Normally, doctors and health care professionals are responsible for diagnosing, treating and preventing the spread of infections and diseases in their hospitals. But what goes on behind the scenes to prevent the spread of airborne, contact, or waterborne infections can be attributed to the efforts of the health care facility manager and his or her staff. Health care facility managers must maintain a comfortable, efficient and healthy indoor environment that supports their facilities’ infection control program (ICP). The facility manager is responsible for developing and utilizing an environmental health and safety (EHS) program that protects the staff, patients, and visitors to their campuses. It’s a tough job considering the work that goes into the normal day-to-day operations and maintenance (O&M) of their buildings, especially when you manage an extensive multiple-location health network. Occupants’ health and comfort are top priority at health care facilities. When factors within the control of the facility and the facility manager have been ruled out as the cause in the event of employee illness or disability the health care facility manager brings in an indoor environmental quality (IEQ) specialist, such as Element Environmental Solutions. After a thorough evaluation of the conditions or circumstances that may be affecting the occupants, Element will develop conclusions as to the source or cause of the IEQ issues and assist in providing guidance to develop corrective responses to those issues.

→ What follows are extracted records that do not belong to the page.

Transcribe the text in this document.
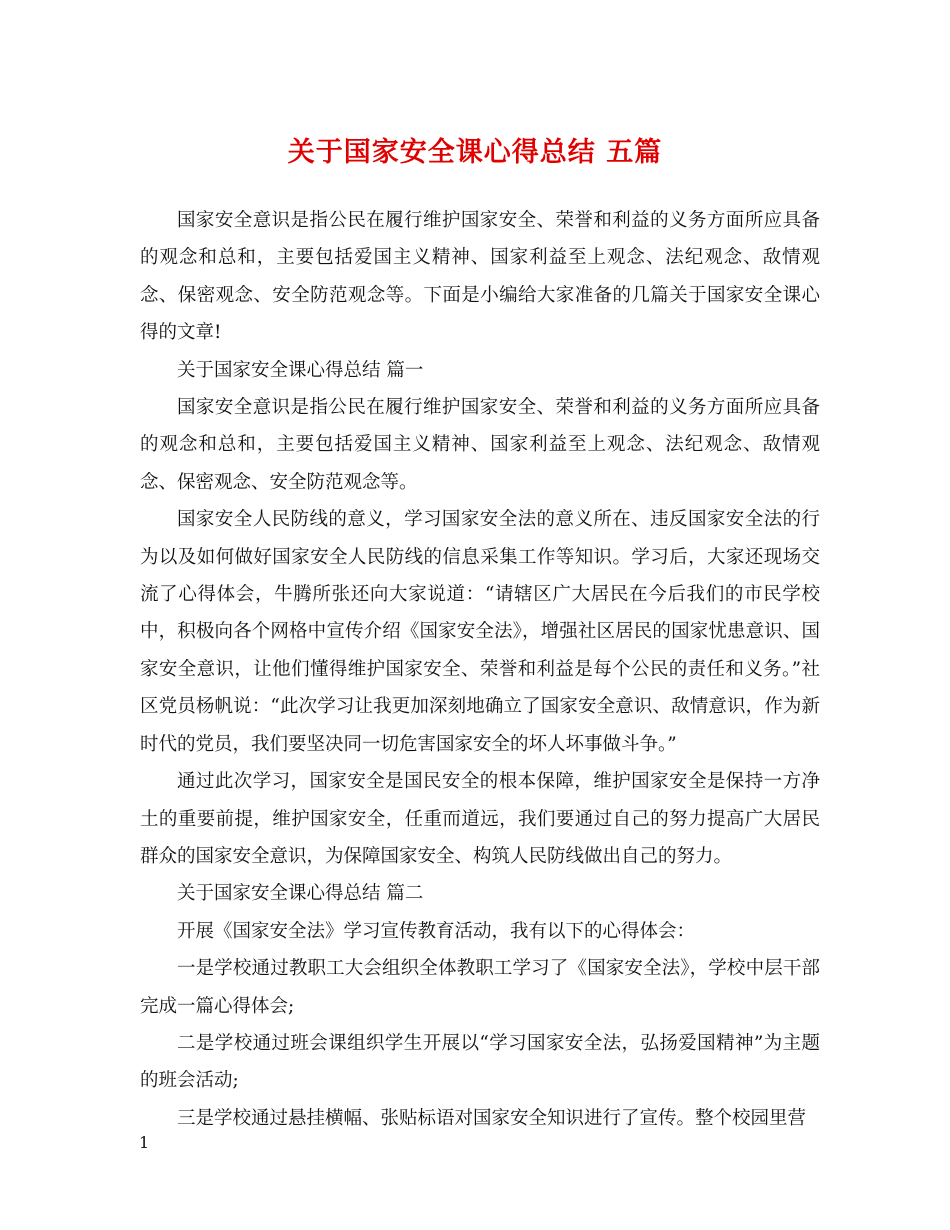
关于国家安全课心得总结 五篇

国家安全意识是指公民在履行维护国家安全、荣誉和利益的义务方面所应具备的观念和总和，主要包括爱国主义精神、国家利益至上观念、法纪观念、敌情观念、保密观念、安全防范观念等。下面是小编给大家准备的几篇关于国家安全课心得的文章!

关于国家安全课心得总结 篇一

国家安全意识是指公民在履行维护国家安全、荣誉和利益的义务方面所应具备的观念和总和，主要包括爱国主义精神、国家利益至上观念、法纪观念、敌情观念、保密观念、安全防范观念等。

国家安全人民防线的意义，学习国家安全法的意义所在、违反国家安全法的行为以及如何做好国家安全人民防线的信息采集工作等知识。学习后，大家还现场交流了心得体会，牛腾所张还向大家说道：“请辖区广大居民在今后我们的市民学校中，积极向各个网格中宣传介绍《国家安全法》，增强社区居民的国家忧患意识、国家安全意识，让他们懂得维护国家安全、荣誉和利益是每个公民的责任和义务。”社区党员杨帆说：“此次学习让我更加深刻地确立了国家安全意识、敌情意识，作为新时代的党员，我们要坚决同一切危害国家安全的坏人坏事做斗争。”

通过此次学习，国家安全是国民安全的根本保障，维护国家安全是保持一方净土的重要前提，维护国家安全，任重而道远，我们要通过自己的努力提高广大居民群众的国家安全意识，为保障国家安全、构筑人民防线做出自己的努力。

关于国家安全课心得总结 篇二

开展《国家安全法》学习宣传教育活动，我有以下的心得体会：

一是学校通过教职工大会组织全体教职工学习了《国家安全法》，学校中层干部完成一篇心得体会;

二是学校通过班会课组织学生开展以“学习国家安全法，弘扬爱国精神”为主题的班会活动;

三是学校通过悬挂横幅、张贴标语对国家安全知识进行了宣传。整个校园里营

1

Element’s founding partner, Dan Gensemer and Element’s IAQ staff have over twenty years’ experience working with health care facility managers including hazardous material investigations, IEQ evaluations and management plans and developing abatement strategies for any renovation projects that have the potential to impact indoor air quality. Bob Pfromm, Element’s Certified Industrial Hygienist (CIH) is on call to address any IEQ issues as they arise. Whether it’s suspect mold, odors, volatile organic compounds (VOCs), airborne particulate monitoring, or ventilation issues such as inadequate fresh air, Bob is there to conduct the investigative work, evaluate the findings, and develop a solution to control or eliminate the problem. As a CIH, he understands the importance of maintaining appropriate environmental conditions such as providing sterile environments in compliance with International Standards Organization (ISO) for critical operations such as in the pharmaceutical preparation areas, the operating rooms or the NICU. Element has evaluated multiple areas of health care facilities to determine where potential contaminants were affecting the sterility of critical areas or if they were meeting the standards. Element also assists in the implementation of programs to meet and exceed ISO standards.
Older health care facilities, such as many of those found in the Delaware Valley Region, were built in the early 1900s. They were commonly constructed with building materials that contained asbestos (primarily as various forms of insulation or in floor coverings) or lead (primarily in paint). These suspect materials must be managed correctly and very carefully as they may be disturbed by construction, maintenance, and renovation activities that are a continuous part of a constantly evolving and modernizing entity like most health care systems. To assist in this process, Element evaluates areas before the start of projects to determine any existing hazards and what precautions are necessary. Element then oversees their implementation. When construction, maintenance and renovation activities are completed, Element is there to ensure that the area was properly cleaned after hazardous materials, such as asbestos were damaged and removed during those processes.
A distinguished health care center will make every effort to protect the health of its patients, visitors, and staff. Element is honored to work closely with our health care clients to protect the health of our community by providing IEQ/IAQ solutions.